Ein Bericht der US-Gesundheitsbehörde CDC hat weltweit für Aufregung gesorgt. In diesem bestätigen die Autorinnen und Autoren Meldungen aus China, wonach die Viruslast bei einer Infektion mit der Delta-Mutante von Sars-CoV-2 mehr als 1000 Mal höher als bei früheren Varianten sein kann. Delta sei «übertragbarer als die Viren, die Mers, Sars, Ebola, die gewöhnliche Erkältung, die saisonale Grippe und die Pocken verursachen» und «so ansteckend wie Windpocken», zitiert die New York Times aus dem Dokument. Weiter soll es in dem Bericht heißen: Geimpfte Personen, die sich trotz Impfung mit Sars-CoV-2 infizieren und an Covid-19 erkranken, tragen genauso viele Viren in sich wie Ungeimpfte.

Das Problem an den weltweiten Meldungen: Der Originalbericht, auf den sie sich beziehen, war nie für die Öffentlichkeit bestimmt. «Entsprechend fehlen Nuancierungen», erklärt die österreichische Forscherin und Wissenschaftskommunikatorin Sylvia Kerschbaum-Gruber auf ihrem Instagram-Kanal. Das könne zu Fehlinterpretationen führen: «Heraus kommen Schlagzeilen, die falsch sind und für viel Verunsicherung sorgen.»

Geimpfte sind kürzer ansteckend

Tatsächlich zeigen die Angaben der CDC, dass sich die Ct-Werte (siehe Box) von geimpften Infizierten kaum von den Ct-Werten von nur teilweise oder gar nicht geimpften Personen unterscheiden.

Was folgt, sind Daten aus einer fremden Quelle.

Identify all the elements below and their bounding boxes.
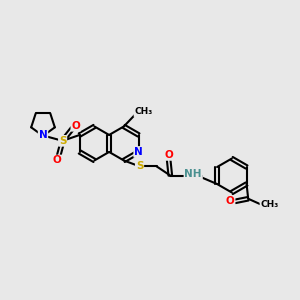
Text: S: S — [59, 136, 66, 146]
Text: O: O — [53, 155, 62, 166]
Text: CH₃: CH₃ — [134, 107, 153, 116]
Text: NH: NH — [184, 169, 202, 179]
Text: O: O — [226, 196, 235, 206]
Text: CH₃: CH₃ — [260, 200, 279, 209]
Text: N: N — [39, 130, 47, 140]
Text: S: S — [136, 161, 143, 171]
Text: O: O — [71, 121, 80, 131]
Text: N: N — [134, 147, 143, 157]
Text: O: O — [164, 150, 173, 160]
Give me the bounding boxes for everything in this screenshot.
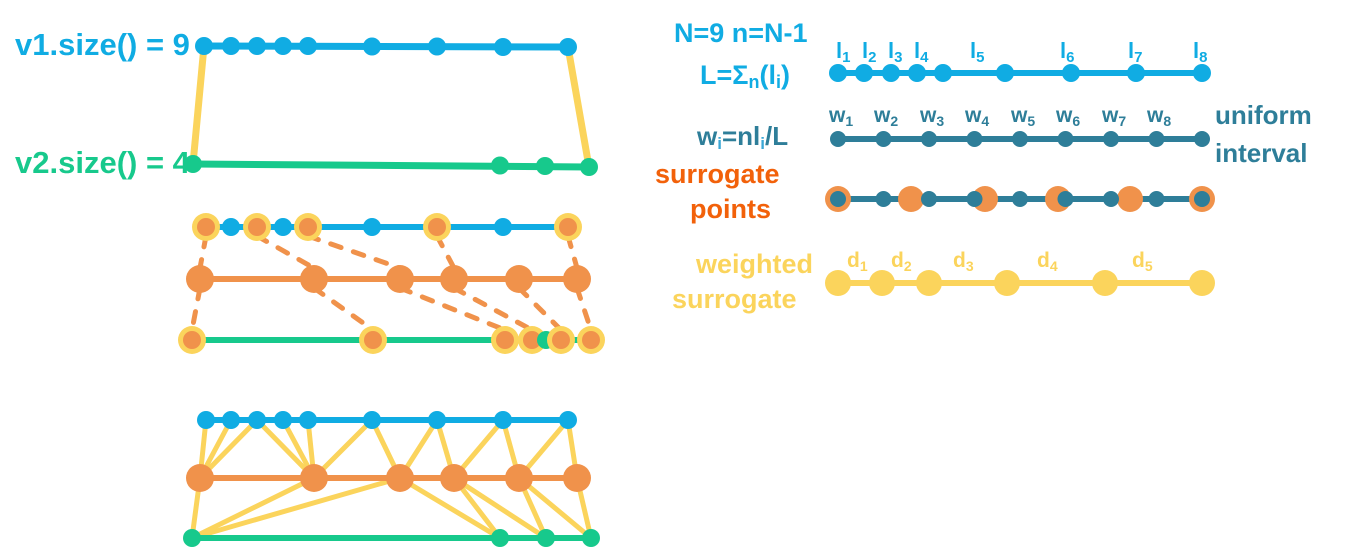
svg-text:interval: interval	[1215, 138, 1308, 168]
svg-text:wi=nli/L: wi=nli/L	[696, 121, 788, 153]
svg-text:points: points	[690, 194, 771, 224]
svg-text:N=9 n=N-1: N=9 n=N-1	[674, 18, 808, 48]
svg-text:surrogate: surrogate	[672, 284, 797, 314]
svg-text:v2.size() = 4: v2.size() = 4	[15, 145, 191, 180]
svg-text:weighted: weighted	[695, 249, 813, 279]
svg-text:uniform: uniform	[1215, 100, 1312, 130]
svg-text:surrogate: surrogate	[655, 159, 780, 189]
svg-text:v1.size() = 9: v1.size() = 9	[15, 27, 190, 62]
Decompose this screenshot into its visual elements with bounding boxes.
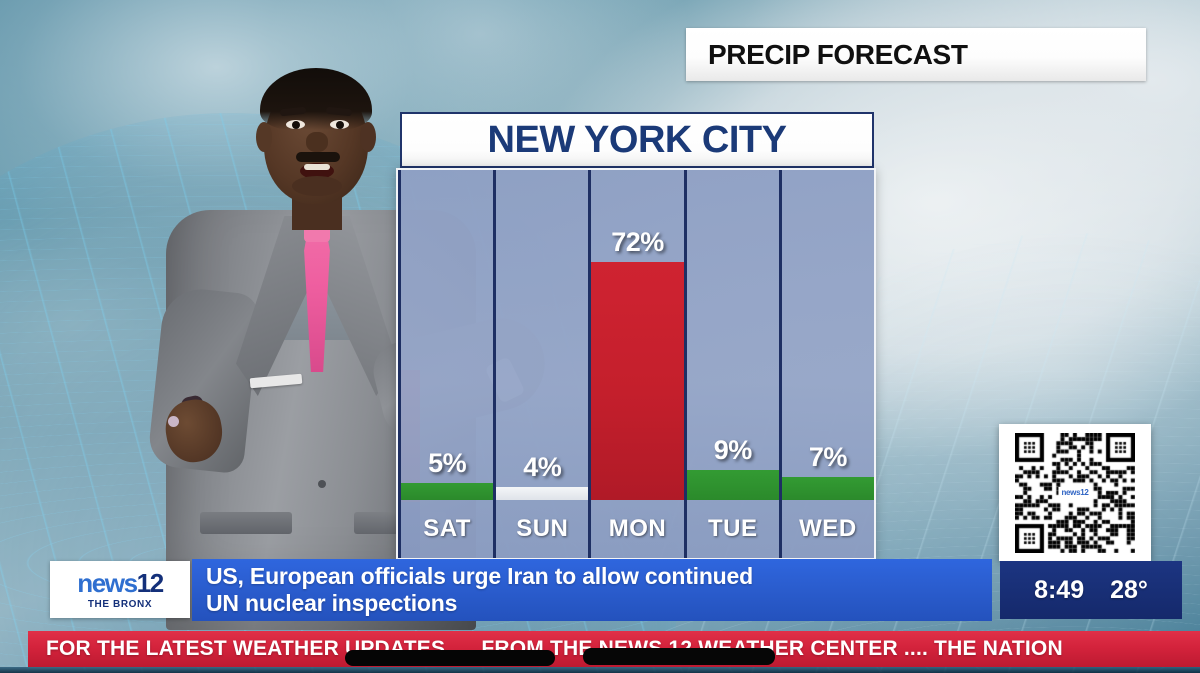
jacket-button	[318, 480, 326, 488]
nose	[306, 132, 328, 152]
logo-news-text: news	[77, 567, 138, 598]
bar-value-label-wed: 7%	[808, 442, 848, 472]
bar-sun	[496, 487, 589, 500]
ticker-occlusion-right	[583, 648, 775, 665]
finger-ring	[168, 416, 179, 427]
chin	[292, 176, 342, 196]
pupil-left	[292, 121, 300, 129]
chart-plot-area: 5% SAT 4% SUN 72% MON 9% TUE 7% WED	[396, 168, 876, 560]
precip-forecast-label: PRECIP FORECAST	[708, 38, 968, 70]
headline-banner: US, European officials urge Iran to allo…	[192, 559, 992, 621]
headline-line-2: UN nuclear inspections	[206, 590, 458, 616]
qr-code-panel[interactable]: news12	[999, 424, 1151, 561]
chart-column-wed: 7% WED	[781, 170, 874, 558]
day-label-tue: TUE	[707, 515, 758, 542]
day-label-cell-sun: SUN	[496, 500, 588, 558]
chart-title-box: NEW YORK CITY	[400, 112, 874, 168]
clock-temp-panel: 8:49 28°	[1000, 561, 1182, 619]
day-label-sat: SAT	[423, 515, 471, 542]
clock-display: 8:49	[1034, 575, 1085, 604]
day-label-cell-tue: TUE	[687, 500, 779, 558]
jacket-pocket-left	[200, 512, 292, 534]
logo-market-text: THE BRONX	[87, 598, 153, 610]
bar-value-label-sat: 5%	[428, 448, 467, 478]
bar-value-label-sun: 4%	[523, 452, 562, 482]
chart-column-sat: 5% SAT	[398, 170, 497, 558]
bar-mon	[591, 262, 684, 500]
day-label-wed: WED	[799, 515, 857, 542]
day-label-sun: SUN	[516, 515, 569, 542]
day-label-cell-mon: MON	[591, 500, 683, 558]
hair	[260, 68, 372, 130]
day-label-cell-wed: WED	[782, 500, 874, 558]
ear-right	[360, 122, 376, 152]
temperature-display: 28°	[1110, 575, 1148, 604]
qr-center-logo: news12	[1058, 486, 1092, 499]
day-label-mon: MON	[608, 515, 667, 542]
bar-tue	[686, 470, 779, 500]
bottom-edge-strip	[0, 667, 1200, 673]
headline-line-1: US, European officials urge Iran to allo…	[206, 563, 753, 589]
station-logo-wordmark: news12	[77, 567, 165, 598]
day-label-cell-sat: SAT	[401, 500, 493, 558]
chart-column-mon: 72% MON	[591, 170, 687, 558]
ear-left	[256, 122, 272, 152]
qr-code[interactable]: news12	[1015, 432, 1135, 553]
ticker-text: FOR THE LATEST WEATHER UPDATES .... FROM…	[46, 637, 1063, 660]
bar-wed	[781, 477, 874, 500]
teeth	[304, 164, 330, 170]
precip-forecast-chart: NEW YORK CITY 5% SAT 4% SUN 72% MON 9% TUE 7% WED	[396, 112, 876, 560]
precip-forecast-banner: PRECIP FORECAST	[686, 28, 1146, 81]
mustache	[296, 152, 340, 162]
chart-column-sun: 4% SUN	[496, 170, 592, 558]
ticker-occlusion-left	[345, 650, 555, 666]
logo-twelve-text: 12	[136, 567, 165, 598]
pupil-right	[336, 121, 344, 129]
chart-title: NEW YORK CITY	[487, 118, 787, 161]
bar-sat	[401, 483, 494, 500]
station-logo: news12 THE BRONX	[50, 561, 190, 618]
bar-value-label-mon: 72%	[611, 227, 664, 257]
bar-value-label-tue: 9%	[713, 435, 753, 465]
chart-column-tue: 9% TUE	[686, 170, 782, 558]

Allerdings handele es sich dabei um eine Momentaufnahme, so Kerschbaum-Gruber. «Die Breakthrough-Fälle [Impfdurchbrüche] mögen zu diesem Zeitpunkt zwar ähnlich hohe Virenlasten aufweisen wie nicht oder nur teilweise Geimpfte. Aber wenn der Zeitraum, in dem Geimpfte solche Virenlasten aufweisen, kürzer ist, dann ist der geimpfte Infizierte im Mittel weniger ansteckend als eine nicht geimpfte oder nur teilweise geimpfte Person.»

Dass der Zeitraum, in dem gegen Covid-19 Geimpfte, die sich dennoch mit Delta infiziert haben, ansteckend sind, tatsächlich kürzer ist, zeigt eine vorläufige Studie von Forschenden um Po Ying Chia vom Nationalen Zentrum für Infektionskrankheiten in Singapur, die auf dem Preprint-Server Medrxiv.org veröffentlicht ist. In ihr kommen die Autorinnen und Autoren zu dem Schluss, dass infizierte Geimpfte das Virus schneller bekämpfen und dadurch kürzer ansteckend sind als ungeimpfte oder nur teilweise geimpfte Personen. Dies «weil die Geimpften viel schneller neutralisierende Antikörper haben, die das Virus effektiv bekämpfen», wie Carsten Watzl, Professor für Immunologie am Leibniz-Institut für Arbeitsforschung an der TU Dortmund und Generalsekretär der Deutschen Gesellschaft für Immunologie auf Twitter schreibt.

Das zeigt, dass die Covid-19-Impfungen auch angesichts der Delta-Variante nicht nur dem Selbst-, sondern auch dem Fremdschutz dienen. «Die Impfung bleibt eine Schlüsselstrategie zur Kontrolle der Covid-19-Pandemie», so die Forschenden aus Singapur.